Our job is to work to change the structures of power and the systems of consumption that humans build that end up creating these gaps. If we are Christians, then we have signed up for the job of using every resource we have to close the chasms around us.

And what if we can’t close them? What if the systems that open those chasms seem too powerful, or too entrenched, or too stubborn, or just too stupid to give us a chance of changing them?

Well, when that happens, we could give up. We could just say it’s too much for us. We could just put list it in the prayers of the people and hope God will somehow be alerted that there’s something we God to do.

But I don’t think that’s the message of the parable Jesus teaches us this morning. I don’t think that’s what Bishop Curry would say. You know what I think he would say?

I think he would say that when we run up against a chasm we can’t yet figure out how to close, our job then is to fill it—to fill it with love. To risk jumping right into the middle of it proclaiming that God is alive and at work in the world, and that the work that God is doing is the work of bringing together, of binding up wounds, of closing the chasms that separate us.

Our job as disciples is not to make sure we end up on the right side of an unbridgeable divide.
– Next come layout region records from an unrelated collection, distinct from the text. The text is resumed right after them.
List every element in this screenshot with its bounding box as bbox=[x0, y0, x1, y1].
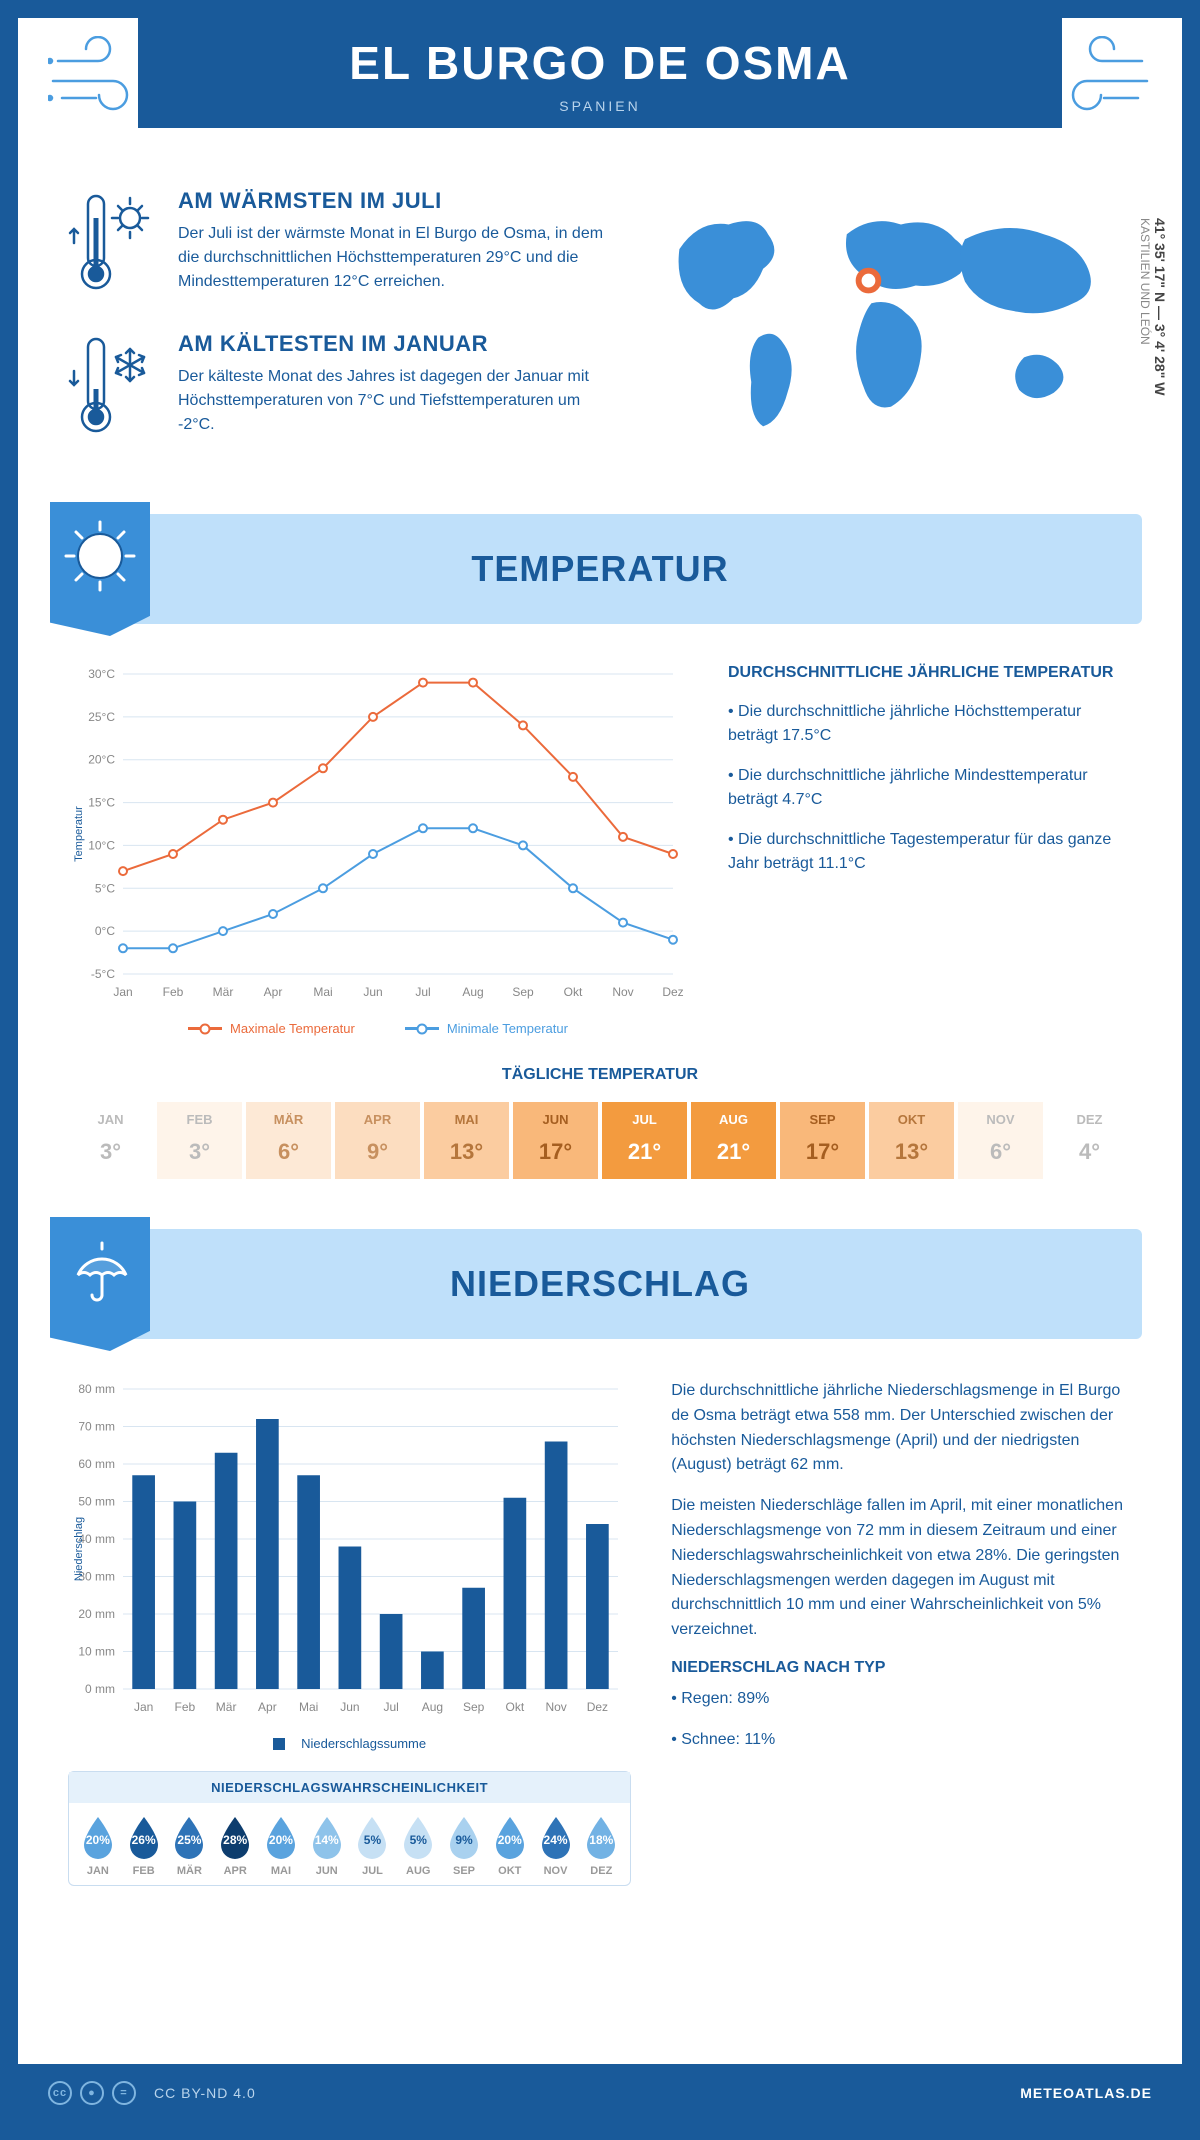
svg-text:Mär: Mär bbox=[213, 985, 234, 999]
svg-text:Temperatur: Temperatur bbox=[73, 806, 85, 862]
svg-text:Jan: Jan bbox=[113, 985, 132, 999]
world-map bbox=[640, 188, 1132, 448]
svg-text:Sep: Sep bbox=[512, 985, 534, 999]
coldest-fact: AM KÄLTESTEN IM JANUAR Der kälteste Mona… bbox=[68, 331, 610, 446]
sun-icon bbox=[50, 502, 150, 636]
daily-cell: FEB3° bbox=[157, 1102, 242, 1179]
daily-cell: SEP17° bbox=[780, 1102, 865, 1179]
title-banner: EL BURGO DE OSMA SPANIEN bbox=[138, 18, 1062, 128]
warmest-title: AM WÄRMSTEN IM JULI bbox=[178, 188, 610, 214]
probability-cell: 14%JUN bbox=[304, 1815, 350, 1877]
precipitation-probability: NIEDERSCHLAGSWAHRSCHEINLICHKEIT 20%JAN26… bbox=[68, 1771, 631, 1886]
probability-cell: 20%MAI bbox=[258, 1815, 304, 1877]
svg-text:Sep: Sep bbox=[463, 1700, 485, 1714]
svg-text:60 mm: 60 mm bbox=[78, 1457, 115, 1471]
probability-cell: 26%FEB bbox=[121, 1815, 167, 1877]
svg-text:Apr: Apr bbox=[258, 1700, 277, 1714]
svg-text:Feb: Feb bbox=[175, 1700, 196, 1714]
svg-text:Jan: Jan bbox=[134, 1700, 153, 1714]
daily-temperature: TÄGLICHE TEMPERATUR JAN3°FEB3°MÄR6°APR9°… bbox=[18, 1056, 1182, 1209]
nd-icon: = bbox=[112, 2081, 136, 2105]
svg-text:Mai: Mai bbox=[313, 985, 332, 999]
daily-cell: MAI13° bbox=[424, 1102, 509, 1179]
svg-text:50 mm: 50 mm bbox=[78, 1495, 115, 1509]
probability-cell: 25%MÄR bbox=[167, 1815, 213, 1877]
svg-text:Niederschlag: Niederschlag bbox=[73, 1517, 85, 1581]
svg-text:Dez: Dez bbox=[662, 985, 683, 999]
svg-text:Dez: Dez bbox=[587, 1700, 608, 1714]
svg-text:Aug: Aug bbox=[462, 985, 483, 999]
coordinates: 41° 35' 17" N — 3° 4' 28" WKASTILIEN UND… bbox=[1138, 218, 1168, 395]
svg-text:Mär: Mär bbox=[216, 1700, 237, 1714]
site-name: METEOATLAS.DE bbox=[1020, 2085, 1152, 2101]
by-icon: ● bbox=[80, 2081, 104, 2105]
precipitation-legend: Niederschlagssumme bbox=[68, 1736, 631, 1751]
temperature-legend: Maximale Temperatur Minimale Temperatur bbox=[68, 1021, 688, 1036]
precipitation-heading: NIEDERSCHLAG bbox=[58, 1229, 1142, 1339]
svg-text:5°C: 5°C bbox=[95, 881, 115, 895]
probability-cell: 5%AUG bbox=[395, 1815, 441, 1877]
thermometer-hot-icon bbox=[68, 188, 158, 303]
svg-text:Feb: Feb bbox=[163, 985, 184, 999]
svg-text:0 mm: 0 mm bbox=[85, 1682, 115, 1696]
svg-text:Mai: Mai bbox=[299, 1700, 318, 1714]
svg-text:30°C: 30°C bbox=[88, 667, 115, 681]
svg-text:0°C: 0°C bbox=[95, 924, 115, 938]
svg-text:70 mm: 70 mm bbox=[78, 1420, 115, 1434]
daily-cell: OKT13° bbox=[869, 1102, 954, 1179]
probability-cell: 24%NOV bbox=[533, 1815, 579, 1877]
cc-icon: cc bbox=[48, 2081, 72, 2105]
svg-text:20 mm: 20 mm bbox=[78, 1607, 115, 1621]
svg-text:Jul: Jul bbox=[415, 985, 430, 999]
svg-text:Okt: Okt bbox=[564, 985, 583, 999]
svg-text:10°C: 10°C bbox=[88, 838, 115, 852]
svg-text:-5°C: -5°C bbox=[91, 967, 115, 981]
daily-cell: AUG21° bbox=[691, 1102, 776, 1179]
country-label: SPANIEN bbox=[158, 98, 1042, 114]
svg-text:Jul: Jul bbox=[383, 1700, 398, 1714]
svg-text:10 mm: 10 mm bbox=[78, 1645, 115, 1659]
probability-cell: 5%JUL bbox=[350, 1815, 396, 1877]
svg-text:80 mm: 80 mm bbox=[78, 1382, 115, 1396]
svg-text:Jun: Jun bbox=[363, 985, 382, 999]
page-frame: EL BURGO DE OSMA SPANIEN AM WÄRMSTEN IM … bbox=[0, 0, 1200, 2140]
svg-text:Aug: Aug bbox=[422, 1700, 443, 1714]
daily-cell: APR9° bbox=[335, 1102, 420, 1179]
daily-cell: NOV6° bbox=[958, 1102, 1043, 1179]
svg-text:Nov: Nov bbox=[612, 985, 633, 999]
coldest-title: AM KÄLTESTEN IM JANUAR bbox=[178, 331, 610, 357]
location-title: EL BURGO DE OSMA bbox=[158, 36, 1042, 90]
daily-cell: DEZ4° bbox=[1047, 1102, 1132, 1179]
svg-text:Nov: Nov bbox=[545, 1700, 566, 1714]
temperature-summary: DURCHSCHNITTLICHE JÄHRLICHE TEMPERATUR •… bbox=[728, 664, 1132, 1036]
probability-cell: 20%JAN bbox=[75, 1815, 121, 1877]
probability-cell: 9%SEP bbox=[441, 1815, 487, 1877]
probability-cell: 20%OKT bbox=[487, 1815, 533, 1877]
svg-text:25°C: 25°C bbox=[88, 710, 115, 724]
svg-text:Okt: Okt bbox=[506, 1700, 525, 1714]
probability-cell: 28%APR bbox=[212, 1815, 258, 1877]
footer: cc ● = CC BY-ND 4.0 METEOATLAS.DE bbox=[18, 2064, 1182, 2122]
warmest-fact: AM WÄRMSTEN IM JULI Der Juli ist der wär… bbox=[68, 188, 610, 303]
thermometer-cold-icon bbox=[68, 331, 158, 446]
temperature-chart: -5°C 0°C 5°C 10°C 15°C 20°C 25°C 30°C Jan Feb Mär A… bbox=[68, 664, 688, 1036]
daily-cell: JUL21° bbox=[602, 1102, 687, 1179]
license: cc ● = CC BY-ND 4.0 bbox=[48, 2081, 256, 2105]
umbrella-icon bbox=[50, 1217, 150, 1351]
header: EL BURGO DE OSMA SPANIEN bbox=[18, 18, 1182, 158]
coldest-text: Der kälteste Monat des Jahres ist dagege… bbox=[178, 365, 610, 437]
probability-cell: 18%DEZ bbox=[578, 1815, 624, 1877]
svg-text:Apr: Apr bbox=[264, 985, 283, 999]
daily-cell: JUN17° bbox=[513, 1102, 598, 1179]
daily-cell: JAN3° bbox=[68, 1102, 153, 1179]
warmest-text: Der Juli ist der wärmste Monat in El Bur… bbox=[178, 222, 610, 294]
temperature-heading: TEMPERATUR bbox=[58, 514, 1142, 624]
intro-section: AM WÄRMSTEN IM JULI Der Juli ist der wär… bbox=[18, 158, 1182, 494]
svg-text:20°C: 20°C bbox=[88, 753, 115, 767]
precipitation-summary: Die durchschnittliche jährliche Niedersc… bbox=[671, 1379, 1132, 1886]
daily-cell: MÄR6° bbox=[246, 1102, 331, 1179]
precipitation-chart: 0 mm10 mm20 mm30 mm40 mm50 mm60 mm70 mm8… bbox=[68, 1379, 631, 1886]
svg-text:15°C: 15°C bbox=[88, 796, 115, 810]
svg-text:Jun: Jun bbox=[340, 1700, 359, 1714]
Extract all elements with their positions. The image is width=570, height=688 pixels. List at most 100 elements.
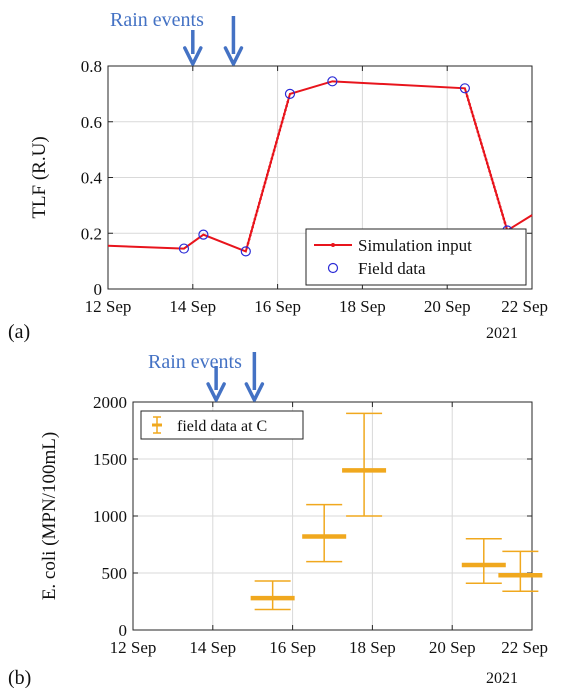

That wouldn’t benefit anyone other than ourselves.

No, our job—Elizabeth’s job—is to work, and to struggle, and to laugh, and to pray, and through all of that to change the systems that open those chasms that separate us, one from the other.

And when we can’t, then our job is to fill those gaps with the love of the God who loves us enough to close the gap between us by entering right into this life of ours with us.

That love, God’s love, transforms everything it touches. And we, Jesus’s disciples, are both the beneficiaries and the bearers of that love in this broken-apart world.

So come on, Elizabeth. Let’s get to work. Amen.